Jeff Koons, Popeye, 2009-2011

We have all seen the balloon dog made of stainless steel. At least, all of us in Paris have because it was on the publicity material for the controversial exhibition in the Palais de Versailles. Up close, the dog, and indeed all the mirrored sculptures of this vein, are fascinating. They bring together the incompatible media of balloons and stainless steel. The two could not be more different: the one ephemeral, the other intransigent, the balloon inflatable, the steel so highly polished it becomes a mirrored surface that throws everything back on the spectator through reflection. Thanks to the curvature and number of the surfaces, the reflections are multiple, evasive, distorted, apparently commenting on the perversions of desire and consumerism.
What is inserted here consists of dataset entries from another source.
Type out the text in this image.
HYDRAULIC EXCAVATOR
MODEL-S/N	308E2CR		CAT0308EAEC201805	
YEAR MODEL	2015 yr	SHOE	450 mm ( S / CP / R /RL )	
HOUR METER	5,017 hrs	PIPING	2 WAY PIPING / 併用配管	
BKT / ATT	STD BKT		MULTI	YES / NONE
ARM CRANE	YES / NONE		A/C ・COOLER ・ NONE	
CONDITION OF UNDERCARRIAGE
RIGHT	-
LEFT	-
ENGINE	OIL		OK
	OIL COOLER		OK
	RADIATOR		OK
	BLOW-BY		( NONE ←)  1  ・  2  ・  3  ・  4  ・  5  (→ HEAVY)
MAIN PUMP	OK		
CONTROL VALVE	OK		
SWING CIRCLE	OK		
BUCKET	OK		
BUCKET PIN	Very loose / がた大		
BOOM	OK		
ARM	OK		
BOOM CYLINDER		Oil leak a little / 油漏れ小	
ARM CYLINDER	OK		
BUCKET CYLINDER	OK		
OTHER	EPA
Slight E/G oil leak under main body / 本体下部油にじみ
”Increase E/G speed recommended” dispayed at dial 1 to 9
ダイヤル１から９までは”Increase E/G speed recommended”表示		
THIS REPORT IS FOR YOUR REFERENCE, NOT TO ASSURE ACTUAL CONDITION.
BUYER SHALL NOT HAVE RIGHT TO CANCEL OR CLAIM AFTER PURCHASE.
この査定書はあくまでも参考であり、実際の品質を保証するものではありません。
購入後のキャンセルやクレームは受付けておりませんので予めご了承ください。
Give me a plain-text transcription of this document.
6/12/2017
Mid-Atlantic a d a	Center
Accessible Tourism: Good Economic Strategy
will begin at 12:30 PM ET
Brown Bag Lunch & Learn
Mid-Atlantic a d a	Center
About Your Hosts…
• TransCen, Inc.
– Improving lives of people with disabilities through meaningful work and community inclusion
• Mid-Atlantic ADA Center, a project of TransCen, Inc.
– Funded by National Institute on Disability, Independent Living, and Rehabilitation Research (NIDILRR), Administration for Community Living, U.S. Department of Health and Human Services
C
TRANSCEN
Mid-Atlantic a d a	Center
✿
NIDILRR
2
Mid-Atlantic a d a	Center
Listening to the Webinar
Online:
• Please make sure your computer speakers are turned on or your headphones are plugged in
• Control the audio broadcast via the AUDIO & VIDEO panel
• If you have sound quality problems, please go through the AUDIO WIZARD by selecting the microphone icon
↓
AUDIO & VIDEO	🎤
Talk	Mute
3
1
Jeff Koons, Michael Jackson and Bubbles, 1988
Stainless steel with all its connotations is made gorgeous, sumptuous, erotic in Koons' sculptures that are made of it, paintings that represent it and objects that use it. Like all of Koons' works, through such contradictions, the objects are made strange, unrecognizeable. A lifeboat made of cast iron, a middle class black family, bigger than life mantelpiece statuettes of Michael Jackson. The contradictions create tensions and never ending questions. At the same time that these figures, or an exquisite glass sculpture that is one of a number of reproductions of the artist having sex with his pornstar wife, make us laugh and ogle and desire, I kept sensing that I was the butt of the joke. There is something about Koons’ sculpture that reminds me of Dame Edna Everage’s wont to make us laugh at the expense of the ordinary men and women, who are in effect, us. Oversized porcelain kitsch sculptures, of the kind that grandma had on her mantelpiece might be funny on display at the Centre Pompidou, but they were held very dear in their original form and size.

Jeff Koons, Rabbit, 1986


In the ultimate layer of irony, Koons himself as an artist, porn star, actor, lover, is the target of the strongest satire. I remember studying Koons in an undergraduate class on postmodernism and I didn’t get it. I guess I needed to be immersed in the world of the satirization of the artist-as-self in order to fully understand the critique not only  of self, but the art gallery, the art world, and everyone who enters these social realms. I am not sure that this response is entirely in keeping with the spirit of the laugh Koons has at the world’s expense, but because there’s always another layer behind the obvious and the not so obvious, he doesn’t have all the say in how we interpret his art. And this of course, is what makes it exciting, brilliant and enduring.